La Louisiane est un des 50 Etats fédérés des Etats -Unis.  Elle est limitée au nord par l'Arkansas, à l'est par l’Etat du Mississippi et le fleuve du même nom, au sud par le Golfe du Mexique, et à l'ouest par le Texas.

 

La Louisiane est drainée par le bassin versant du Mississippi, un fleuve de 3.780 km, qui constitue, avec son affluent, le Missouri, un des plus longs systèmes fluviaux du monde.

Dans sa partie inférieure, le fleuve coule en plaine alluviale et se caractérise par des méandres, mobiles au cours des temps.  Son cours se termine, après la Nouvelle Orléans, dans un très grand delta marécageux, régulièrement inondés.

 

La Louisiane est un État relativement pauvre, sudiste et de longue tradition démocrate, avec des clivages noirs-blancs importants.

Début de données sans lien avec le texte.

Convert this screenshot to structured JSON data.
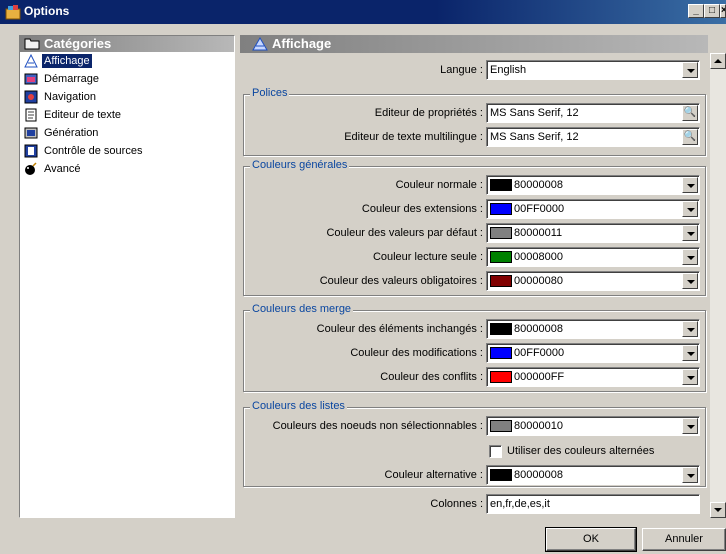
{
  "window": {
    "title": "Options"
  },
  "window_buttons": {
    "minimize": "_",
    "maximize": "□",
    "close": "×"
  },
  "categories": {
    "header": "Catégories",
    "items": [
      {
        "label": "Affichage",
        "icon": "display-icon",
        "selected": true
      },
      {
        "label": "Démarrage",
        "icon": "startup-icon"
      },
      {
        "label": "Navigation",
        "icon": "navigation-icon"
      },
      {
        "label": "Editeur de texte",
        "icon": "text-editor-icon"
      },
      {
        "label": "Génération",
        "icon": "generation-icon"
      },
      {
        "label": "Contrôle de sources",
        "icon": "source-control-icon"
      },
      {
        "label": "Avancé",
        "icon": "bomb-icon"
      }
    ]
  },
  "panel": {
    "header": "Affichage"
  },
  "langue": {
    "label": "Langue :",
    "value": "English"
  },
  "polices": {
    "title": "Polices",
    "rows": [
      {
        "label": "Editeur de propriétés :",
        "value": "MS Sans Serif, 12"
      },
      {
        "label": "Editeur de texte multilingue :",
        "value": "MS Sans Serif, 12"
      }
    ]
  },
  "couleurs_generales": {
    "title": "Couleurs générales",
    "rows": [
      {
        "label": "Couleur normale :",
        "value": "80000008",
        "swatch": "#000000"
      },
      {
        "label": "Couleur des extensions :",
        "value": "00FF0000",
        "swatch": "#0000ff"
      },
      {
        "label": "Couleur des valeurs par défaut :",
        "value": "80000011",
        "swatch": "#808080"
      },
      {
        "label": "Couleur lecture seule :",
        "value": "00008000",
        "swatch": "#008000"
      },
      {
        "label": "Couleur des valeurs obligatoires :",
        "value": "00000080",
        "swatch": "#800000"
      }
    ]
  },
  "couleurs_merge": {
    "title": "Couleurs des merge",
    "rows": [
      {
        "label": "Couleur des éléments inchangés :",
        "value": "80000008",
        "swatch": "#000000"
      },
      {
        "label": "Couleur des modifications :",
        "value": "00FF0000",
        "swatch": "#0000ff"
      },
      {
        "label": "Couleur des conflits :",
        "value": "000000FF",
        "swatch": "#ff0000"
      }
    ]
  },
  "couleurs_listes": {
    "title": "Couleurs des listes",
    "non_selectable": {
      "label": "Couleurs des noeuds non sélectionnables :",
      "value": "80000010",
      "swatch": "#808080"
    },
    "alternate_checkbox": {
      "label": "Utiliser des couleurs alternées",
      "checked": false
    },
    "alternative": {
      "label": "Couleur alternative :",
      "value": "80000008",
      "swatch": "#000000"
    }
  },
  "colonnes": {
    "label": "Colonnes :",
    "value": "en,fr,de,es,it"
  },
  "buttons": {
    "ok": "OK",
    "cancel": "Annuler"
  }
}
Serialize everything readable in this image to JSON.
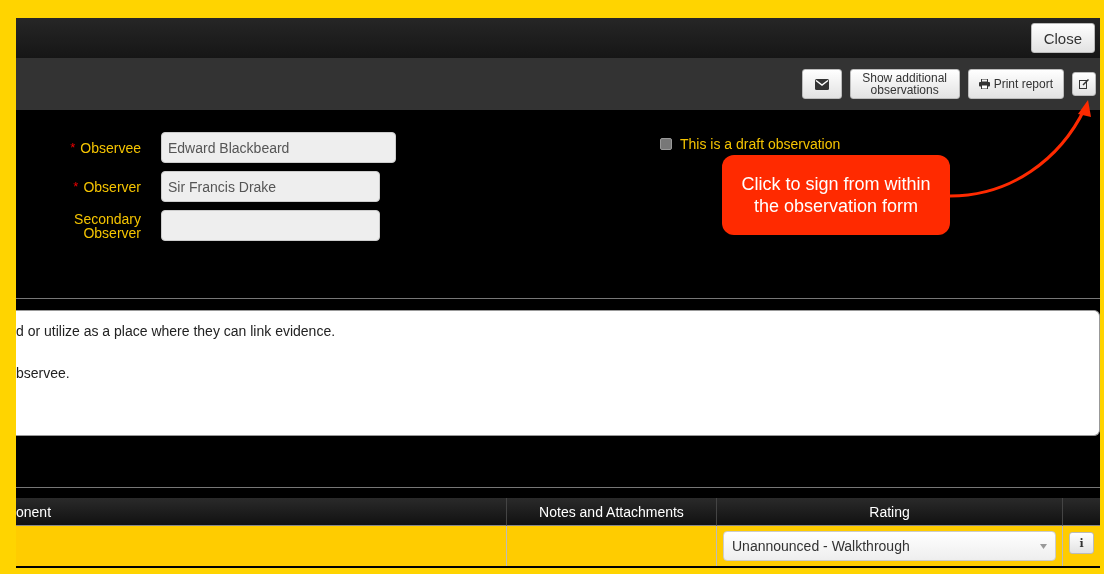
{
  "top_bar": {
    "close_button": "Close"
  },
  "toolbar": {
    "buttons": [
      {
        "kind": "email"
      },
      {
        "kind": "text",
        "label": "Show additional observations"
      },
      {
        "kind": "print",
        "label": "Print report"
      },
      {
        "kind": "sign"
      }
    ]
  },
  "form": {
    "fields": [
      {
        "label": "Observee",
        "required_mark": "*",
        "value": "Edward Blackbeard",
        "wide": true
      },
      {
        "label": "Observer",
        "required_mark": "*",
        "value": "Sir Francis Drake",
        "wide": false
      },
      {
        "label": "Secondary Observer",
        "wide": false
      }
    ],
    "draft": {
      "label": "This is a draft observation",
      "checked": false
    }
  },
  "callout": {
    "text": "Click to sign from within the observation form"
  },
  "description": {
    "lines": [
      "d or utilize as a place where they can link evidence.",
      "bservee."
    ]
  },
  "table": {
    "columns": [
      "onent",
      "Notes and Attachments",
      "Rating",
      ""
    ],
    "rows": [
      {
        "rating": "Unannounced - Walkthrough",
        "info": "i"
      }
    ]
  }
}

La Louisiane est l’état le plus francophone des Etats-Unis (environ 7%), la langue principale restant l’anglais.  Dans la pratique, même dans le quartier dit « français » de la Nouvelle Orléans, nous avons eu, mon épouse et moi, beaucoup de peine à trouver un interlocuteur francophone.

 

Après avoir été Française, puis Espagnole, puis à nouveau Française la Louisiane devient, en 1812, le 18° État américain.  A partir de cette date, et jusque son abolition en 1865, l’esclavage est de rigueur dans les Etats du sud, dont la Louisiane.

 

Les plantations

 

L'agriculture a longtemps été très prospère grâce à son climat semi-tropical.  Sur les terres alluvionnaires, le long des méandres du fleuve Mississipi, on cultive du maïs, du riz, du coton et de la canne à sucre.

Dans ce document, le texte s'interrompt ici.